The next morning Tom Kuhn was back on ABC’s Good Morning America answering a question from Diane Sawyer about possible terrorist attacks. “The best, the best defense against cyberterrorism or terrorism in general is to have a robust transmission system,” the EEI president solemnly assured her. “A lot of people have mentioned how important it is for us to enhance the transmission system. We have the most reliable system in the world, but I think additional investment, [as] I’ve testified many times, is greatly needed.” (Investment by the government, that is, rather than power company shareholders.)

3 Responses

  1. “Howes stressed the importance of the local community and the employment of domestic staff.”

    Perhaps electrical power was seen as a savior by those householder who couldn’t afford domestic staff? The electrical appliances, and the power to operate had a cost, but one less than hired help. Point being that electrical power, and the appliances that consumed the power most likely weren’t a hard sell to those who could afford them. We today probably can’t appreciate the change electrical power repented in the daily live of many.
    I see again a comment associating terrorist attack & decentralization. Large population centers will be the target of choice for terrorists When/if their localized power generation is destroyed. Power from the grid will be that return there lives back to normal. That should be the case if the conversation doesn’t turn from lambasting the grid to improving it. The citizens of japan have learned how important electrical power is to modern life.

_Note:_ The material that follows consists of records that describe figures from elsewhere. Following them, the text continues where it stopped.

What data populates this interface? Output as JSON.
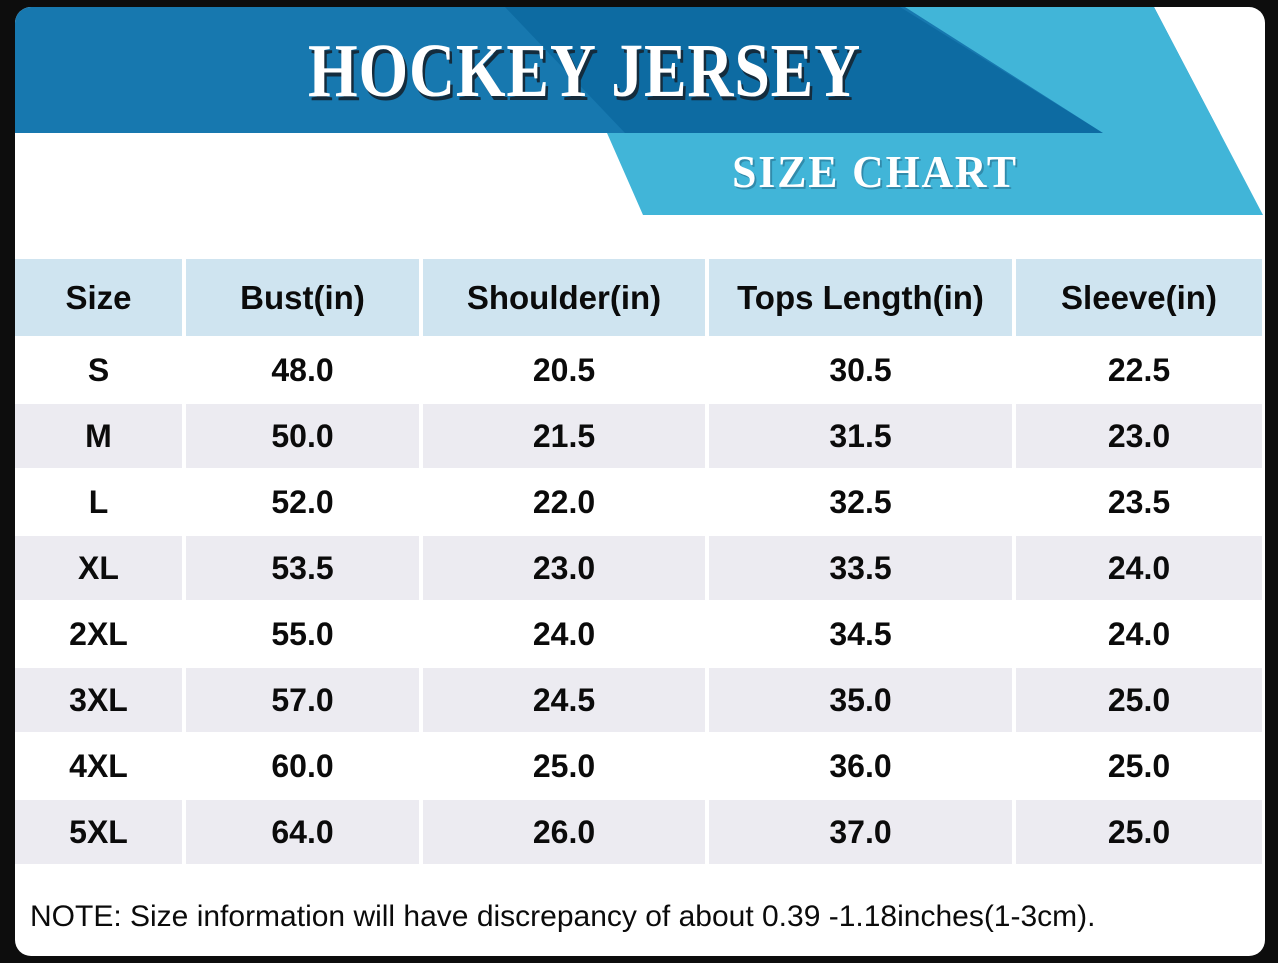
{
  "header": {
    "title": "HOCKEY JERSEY",
    "subtitle": "SIZE CHART"
  },
  "colors": {
    "banner_blue": "#1778AF",
    "banner_dark_blue": "#0D6BA2",
    "ribbon_light_blue": "#41B5D8",
    "table_header_bg": "#CFE4F0",
    "alt_row_bg": "#ECEBF1",
    "frame_black": "#0D0D0D",
    "text_white": "#FFFFFF",
    "text_black": "#0B0B0B"
  },
  "table": {
    "columns": [
      "Size",
      "Bust(in)",
      "Shoulder(in)",
      "Tops Length(in)",
      "Sleeve(in)"
    ],
    "rows": [
      {
        "size": "S",
        "values": [
          "48.0",
          "20.5",
          "30.5",
          "22.5"
        ]
      },
      {
        "size": "M",
        "values": [
          "50.0",
          "21.5",
          "31.5",
          "23.0"
        ]
      },
      {
        "size": "L",
        "values": [
          "52.0",
          "22.0",
          "32.5",
          "23.5"
        ]
      },
      {
        "size": "XL",
        "values": [
          "53.5",
          "23.0",
          "33.5",
          "24.0"
        ]
      },
      {
        "size": "2XL",
        "values": [
          "55.0",
          "24.0",
          "34.5",
          "24.0"
        ]
      },
      {
        "size": "3XL",
        "values": [
          "57.0",
          "24.5",
          "35.0",
          "25.0"
        ]
      },
      {
        "size": "4XL",
        "values": [
          "60.0",
          "25.0",
          "36.0",
          "25.0"
        ]
      },
      {
        "size": "5XL",
        "values": [
          "64.0",
          "26.0",
          "37.0",
          "25.0"
        ]
      }
    ]
  },
  "note": {
    "text": "NOTE: Size information will have discrepancy of about 0.39 -1.18inches(1-3cm)."
  },
  "chart_data": {
    "type": "table",
    "title": "HOCKEY JERSEY SIZE CHART",
    "columns": [
      "Size",
      "Bust(in)",
      "Shoulder(in)",
      "Tops Length(in)",
      "Sleeve(in)"
    ],
    "rows": [
      [
        "S",
        48.0,
        20.5,
        30.5,
        22.5
      ],
      [
        "M",
        50.0,
        21.5,
        31.5,
        23.0
      ],
      [
        "L",
        52.0,
        22.0,
        32.5,
        23.5
      ],
      [
        "XL",
        53.5,
        23.0,
        33.5,
        24.0
      ],
      [
        "2XL",
        55.0,
        24.0,
        34.5,
        24.0
      ],
      [
        "3XL",
        57.0,
        24.5,
        35.0,
        25.0
      ],
      [
        "4XL",
        60.0,
        25.0,
        36.0,
        25.0
      ],
      [
        "5XL",
        64.0,
        26.0,
        37.0,
        25.0
      ]
    ],
    "units": "inches",
    "note": "Size information will have discrepancy of about 0.39 -1.18inches(1-3cm)."
  }
}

They experienced a situation where those off-grid, or on localized generation wouldn’t have fared any better than those on the grid

  2. It makes no more sense to push electricity hundreds of miles using dangerously high voltages that is does to send water through hundreds of miles of pipeline. This is lunacy, sheer utter lunacy when solar and wind power can easily provide our electric power.
    What about more efficient electric motors that can run our electric gadgets on 12 or 24 volt power? What about developing more efficient light sources (LED is still expensive, but it needn’t remain so)

    What about all the overunity devices which are mysteriously pulled from YouTube for “Terms of Use Violations”?

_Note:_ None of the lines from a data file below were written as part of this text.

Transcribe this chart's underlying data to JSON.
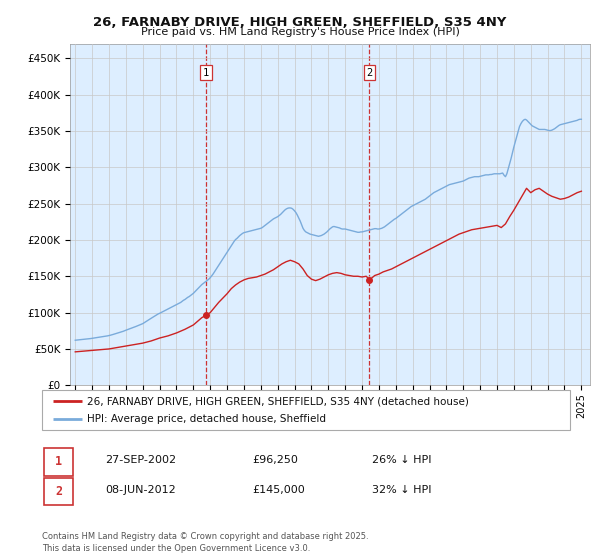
{
  "title": "26, FARNABY DRIVE, HIGH GREEN, SHEFFIELD, S35 4NY",
  "subtitle": "Price paid vs. HM Land Registry's House Price Index (HPI)",
  "ytick_values": [
    0,
    50000,
    100000,
    150000,
    200000,
    250000,
    300000,
    350000,
    400000,
    450000
  ],
  "ylim": [
    0,
    470000
  ],
  "xlim_start": 1994.7,
  "xlim_end": 2025.5,
  "hpi_color": "#7aabdb",
  "property_color": "#cc2222",
  "dashed_line_color": "#cc3333",
  "background_color": "#ddeeff",
  "legend_label_property": "26, FARNABY DRIVE, HIGH GREEN, SHEFFIELD, S35 4NY (detached house)",
  "legend_label_hpi": "HPI: Average price, detached house, Sheffield",
  "transaction1_date": "27-SEP-2002",
  "transaction1_price": "£96,250",
  "transaction1_hpi_diff": "26% ↓ HPI",
  "transaction1_x": 2002.74,
  "transaction2_date": "08-JUN-2012",
  "transaction2_price": "£145,000",
  "transaction2_hpi_diff": "32% ↓ HPI",
  "transaction2_x": 2012.44,
  "footer_text": "Contains HM Land Registry data © Crown copyright and database right 2025.\nThis data is licensed under the Open Government Licence v3.0.",
  "hpi_data_x": [
    1995.0,
    1995.083,
    1995.167,
    1995.25,
    1995.333,
    1995.417,
    1995.5,
    1995.583,
    1995.667,
    1995.75,
    1995.833,
    1995.917,
    1996.0,
    1996.083,
    1996.167,
    1996.25,
    1996.333,
    1996.417,
    1996.5,
    1996.583,
    1996.667,
    1996.75,
    1996.833,
    1996.917,
    1997.0,
    1997.083,
    1997.167,
    1997.25,
    1997.333,
    1997.417,
    1997.5,
    1997.583,
    1997.667,
    1997.75,
    1997.833,
    1997.917,
    1998.0,
    1998.083,
    1998.167,
    1998.25,
    1998.333,
    1998.417,
    1998.5,
    1998.583,
    1998.667,
    1998.75,
    1998.833,
    1998.917,
    1999.0,
    1999.083,
    1999.167,
    1999.25,
    1999.333,
    1999.417,
    1999.5,
    1999.583,
    1999.667,
    1999.75,
    1999.833,
    1999.917,
    2000.0,
    2000.083,
    2000.167,
    2000.25,
    2000.333,
    2000.417,
    2000.5,
    2000.583,
    2000.667,
    2000.75,
    2000.833,
    2000.917,
    2001.0,
    2001.083,
    2001.167,
    2001.25,
    2001.333,
    2001.417,
    2001.5,
    2001.583,
    2001.667,
    2001.75,
    2001.833,
    2001.917,
    2002.0,
    2002.083,
    2002.167,
    2002.25,
    2002.333,
    2002.417,
    2002.5,
    2002.583,
    2002.667,
    2002.75,
    2002.833,
    2002.917,
    2003.0,
    2003.083,
    2003.167,
    2003.25,
    2003.333,
    2003.417,
    2003.5,
    2003.583,
    2003.667,
    2003.75,
    2003.833,
    2003.917,
    2004.0,
    2004.083,
    2004.167,
    2004.25,
    2004.333,
    2004.417,
    2004.5,
    2004.583,
    2004.667,
    2004.75,
    2004.833,
    2004.917,
    2005.0,
    2005.083,
    2005.167,
    2005.25,
    2005.333,
    2005.417,
    2005.5,
    2005.583,
    2005.667,
    2005.75,
    2005.833,
    2005.917,
    2006.0,
    2006.083,
    2006.167,
    2006.25,
    2006.333,
    2006.417,
    2006.5,
    2006.583,
    2006.667,
    2006.75,
    2006.833,
    2006.917,
    2007.0,
    2007.083,
    2007.167,
    2007.25,
    2007.333,
    2007.417,
    2007.5,
    2007.583,
    2007.667,
    2007.75,
    2007.833,
    2007.917,
    2008.0,
    2008.083,
    2008.167,
    2008.25,
    2008.333,
    2008.417,
    2008.5,
    2008.583,
    2008.667,
    2008.75,
    2008.833,
    2008.917,
    2009.0,
    2009.083,
    2009.167,
    2009.25,
    2009.333,
    2009.417,
    2009.5,
    2009.583,
    2009.667,
    2009.75,
    2009.833,
    2009.917,
    2010.0,
    2010.083,
    2010.167,
    2010.25,
    2010.333,
    2010.417,
    2010.5,
    2010.583,
    2010.667,
    2010.75,
    2010.833,
    2010.917,
    2011.0,
    2011.083,
    2011.167,
    2011.25,
    2011.333,
    2011.417,
    2011.5,
    2011.583,
    2011.667,
    2011.75,
    2011.833,
    2011.917,
    2012.0,
    2012.083,
    2012.167,
    2012.25,
    2012.333,
    2012.417,
    2012.5,
    2012.583,
    2012.667,
    2012.75,
    2012.833,
    2012.917,
    2013.0,
    2013.083,
    2013.167,
    2013.25,
    2013.333,
    2013.417,
    2013.5,
    2013.583,
    2013.667,
    2013.75,
    2013.833,
    2013.917,
    2014.0,
    2014.083,
    2014.167,
    2014.25,
    2014.333,
    2014.417,
    2014.5,
    2014.583,
    2014.667,
    2014.75,
    2014.833,
    2014.917,
    2015.0,
    2015.083,
    2015.167,
    2015.25,
    2015.333,
    2015.417,
    2015.5,
    2015.583,
    2015.667,
    2015.75,
    2015.833,
    2015.917,
    2016.0,
    2016.083,
    2016.167,
    2016.25,
    2016.333,
    2016.417,
    2016.5,
    2016.583,
    2016.667,
    2016.75,
    2016.833,
    2016.917,
    2017.0,
    2017.083,
    2017.167,
    2017.25,
    2017.333,
    2017.417,
    2017.5,
    2017.583,
    2017.667,
    2017.75,
    2017.833,
    2017.917,
    2018.0,
    2018.083,
    2018.167,
    2018.25,
    2018.333,
    2018.417,
    2018.5,
    2018.583,
    2018.667,
    2018.75,
    2018.833,
    2018.917,
    2019.0,
    2019.083,
    2019.167,
    2019.25,
    2019.333,
    2019.417,
    2019.5,
    2019.583,
    2019.667,
    2019.75,
    2019.833,
    2019.917,
    2020.0,
    2020.083,
    2020.167,
    2020.25,
    2020.333,
    2020.417,
    2020.5,
    2020.583,
    2020.667,
    2020.75,
    2020.833,
    2020.917,
    2021.0,
    2021.083,
    2021.167,
    2021.25,
    2021.333,
    2021.417,
    2021.5,
    2021.583,
    2021.667,
    2021.75,
    2021.833,
    2021.917,
    2022.0,
    2022.083,
    2022.167,
    2022.25,
    2022.333,
    2022.417,
    2022.5,
    2022.583,
    2022.667,
    2022.75,
    2022.833,
    2022.917,
    2023.0,
    2023.083,
    2023.167,
    2023.25,
    2023.333,
    2023.417,
    2023.5,
    2023.583,
    2023.667,
    2023.75,
    2023.833,
    2023.917,
    2024.0,
    2024.083,
    2024.167,
    2024.25,
    2024.333,
    2024.417,
    2024.5,
    2024.583,
    2024.667,
    2024.75,
    2024.833,
    2024.917,
    2025.0
  ],
  "hpi_data_y": [
    62000,
    62200,
    62400,
    62600,
    62800,
    63000,
    63200,
    63400,
    63600,
    63800,
    64000,
    64300,
    64600,
    64900,
    65200,
    65500,
    65800,
    66100,
    66400,
    66700,
    67000,
    67400,
    67700,
    68000,
    68400,
    68900,
    69400,
    70000,
    70600,
    71200,
    71800,
    72400,
    73000,
    73600,
    74200,
    75000,
    75800,
    76500,
    77200,
    77900,
    78600,
    79300,
    80000,
    80800,
    81600,
    82400,
    83200,
    84000,
    84800,
    86000,
    87200,
    88500,
    89800,
    91000,
    92200,
    93400,
    94600,
    95800,
    97000,
    98200,
    99000,
    100000,
    101000,
    102000,
    103000,
    104000,
    105000,
    106000,
    107000,
    108000,
    109000,
    110000,
    111000,
    112000,
    113000,
    114000,
    115500,
    117000,
    118000,
    119500,
    121000,
    122000,
    123500,
    125000,
    126500,
    128500,
    130500,
    132500,
    134500,
    136500,
    138500,
    140000,
    141500,
    143000,
    144500,
    146000,
    148000,
    150500,
    153000,
    156000,
    159000,
    162000,
    165000,
    168000,
    171000,
    174000,
    177000,
    180000,
    183000,
    186000,
    189000,
    192000,
    195000,
    198000,
    200500,
    202000,
    204000,
    206000,
    207500,
    209000,
    210000,
    210500,
    211000,
    211500,
    212000,
    212500,
    213000,
    213500,
    214000,
    214500,
    215000,
    215500,
    216000,
    217000,
    218500,
    220000,
    221500,
    223000,
    224500,
    226000,
    227500,
    229000,
    230000,
    231000,
    232000,
    233500,
    235000,
    237000,
    239000,
    241000,
    242500,
    243500,
    244000,
    244000,
    243500,
    242000,
    240000,
    237500,
    234000,
    230000,
    226000,
    221000,
    216000,
    213000,
    211000,
    210000,
    209000,
    208000,
    207500,
    207000,
    206500,
    206000,
    205500,
    205000,
    205500,
    206000,
    207000,
    208000,
    209500,
    211000,
    213000,
    215000,
    216500,
    218000,
    218500,
    218000,
    217500,
    217000,
    216500,
    215500,
    215000,
    215000,
    215000,
    214500,
    214000,
    213500,
    213000,
    212500,
    212000,
    211500,
    211000,
    210500,
    210500,
    211000,
    211000,
    211500,
    212000,
    212500,
    213000,
    213500,
    214000,
    214500,
    215000,
    215500,
    215500,
    215000,
    215000,
    215500,
    216000,
    217000,
    218000,
    219500,
    221000,
    222500,
    224000,
    225500,
    227000,
    228500,
    229500,
    231000,
    232500,
    234000,
    235500,
    237000,
    238500,
    240000,
    241500,
    243000,
    244500,
    246000,
    247000,
    248000,
    249000,
    250000,
    251000,
    252000,
    253000,
    254000,
    255000,
    256000,
    257500,
    259000,
    260500,
    262000,
    263500,
    265000,
    266000,
    267000,
    268000,
    269000,
    270000,
    271000,
    272000,
    273000,
    274000,
    275000,
    276000,
    276500,
    277000,
    277500,
    278000,
    278500,
    279000,
    279500,
    280000,
    280500,
    281000,
    282000,
    283000,
    284000,
    285000,
    285500,
    286000,
    286500,
    287000,
    287000,
    287000,
    287000,
    287500,
    288000,
    288500,
    289000,
    289500,
    289500,
    289500,
    290000,
    290000,
    290500,
    291000,
    291000,
    291000,
    291000,
    291000,
    291500,
    292000,
    289000,
    287000,
    291000,
    298000,
    305000,
    312000,
    320000,
    328000,
    335000,
    342000,
    349000,
    356000,
    360000,
    363000,
    365000,
    366000,
    365000,
    363000,
    361000,
    359000,
    357000,
    356000,
    355000,
    354000,
    353000,
    352000,
    352000,
    352000,
    352000,
    352000,
    351500,
    351000,
    350500,
    350500,
    351000,
    352000,
    353000,
    354500,
    356000,
    357500,
    358500,
    359000,
    359500,
    360000,
    360500,
    361000,
    361500,
    362000,
    362500,
    363000,
    363500,
    364000,
    364500,
    365500,
    366000,
    366000
  ],
  "prop_data_x": [
    1995.0,
    2002.74,
    2012.44
  ],
  "prop_data_y": [
    46000,
    96250,
    145000
  ],
  "prop_curve_x": [
    1995.0,
    1995.25,
    1995.5,
    1995.75,
    1996.0,
    1996.25,
    1996.5,
    1996.75,
    1997.0,
    1997.25,
    1997.5,
    1997.75,
    1998.0,
    1998.25,
    1998.5,
    1998.75,
    1999.0,
    1999.25,
    1999.5,
    1999.75,
    2000.0,
    2000.25,
    2000.5,
    2000.75,
    2001.0,
    2001.25,
    2001.5,
    2001.75,
    2002.0,
    2002.25,
    2002.5,
    2002.74,
    2003.0,
    2003.25,
    2003.5,
    2003.75,
    2004.0,
    2004.25,
    2004.5,
    2004.75,
    2005.0,
    2005.25,
    2005.5,
    2005.75,
    2006.0,
    2006.25,
    2006.5,
    2006.75,
    2007.0,
    2007.25,
    2007.5,
    2007.75,
    2008.0,
    2008.25,
    2008.5,
    2008.75,
    2009.0,
    2009.25,
    2009.5,
    2009.75,
    2010.0,
    2010.25,
    2010.5,
    2010.75,
    2011.0,
    2011.25,
    2011.5,
    2011.75,
    2012.0,
    2012.25,
    2012.44,
    2012.75,
    2013.0,
    2013.25,
    2013.5,
    2013.75,
    2014.0,
    2014.25,
    2014.5,
    2014.75,
    2015.0,
    2015.25,
    2015.5,
    2015.75,
    2016.0,
    2016.25,
    2016.5,
    2016.75,
    2017.0,
    2017.25,
    2017.5,
    2017.75,
    2018.0,
    2018.25,
    2018.5,
    2018.75,
    2019.0,
    2019.25,
    2019.5,
    2019.75,
    2020.0,
    2020.25,
    2020.5,
    2020.75,
    2021.0,
    2021.25,
    2021.5,
    2021.75,
    2022.0,
    2022.25,
    2022.5,
    2022.75,
    2023.0,
    2023.25,
    2023.5,
    2023.75,
    2024.0,
    2024.25,
    2024.5,
    2024.75,
    2025.0
  ],
  "prop_curve_y": [
    46000,
    46500,
    47000,
    47500,
    48000,
    48500,
    49000,
    49500,
    50000,
    51000,
    52000,
    53000,
    54000,
    55000,
    56000,
    57000,
    58000,
    59500,
    61000,
    63000,
    65000,
    66500,
    68000,
    70000,
    72000,
    74500,
    77000,
    80000,
    83000,
    88000,
    93000,
    96250,
    100000,
    107000,
    114000,
    120000,
    126000,
    133000,
    138000,
    142000,
    145000,
    147000,
    148000,
    149000,
    151000,
    153000,
    156000,
    159000,
    163000,
    167000,
    170000,
    172000,
    170000,
    167000,
    160000,
    151000,
    146000,
    144000,
    146000,
    149000,
    152000,
    154000,
    155000,
    154000,
    152000,
    151000,
    150000,
    150000,
    149000,
    150000,
    145000,
    151000,
    153000,
    156000,
    158000,
    160000,
    163000,
    166000,
    169000,
    172000,
    175000,
    178000,
    181000,
    184000,
    187000,
    190000,
    193000,
    196000,
    199000,
    202000,
    205000,
    208000,
    210000,
    212000,
    214000,
    215000,
    216000,
    217000,
    218000,
    219000,
    220000,
    217000,
    222000,
    232000,
    241000,
    251000,
    261000,
    271000,
    265000,
    269000,
    271000,
    267000,
    263000,
    260000,
    258000,
    256000,
    257000,
    259000,
    262000,
    265000,
    267000
  ]
}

    The best defense against terrorist attacks on our electric power distribution is DECENTRALIZATION.

    If the power I pay for is so good, why do my electronic sewing and knitting machines, my computer, and my TV all require not just surge suppressors, but power cleaning surge suppressors to smooth out the spikes and optimize their functioning?

    There is a hidden agenda which we are being told doesn’t exist. Our public fool systems are teaching our children to not ask questions. Wake up!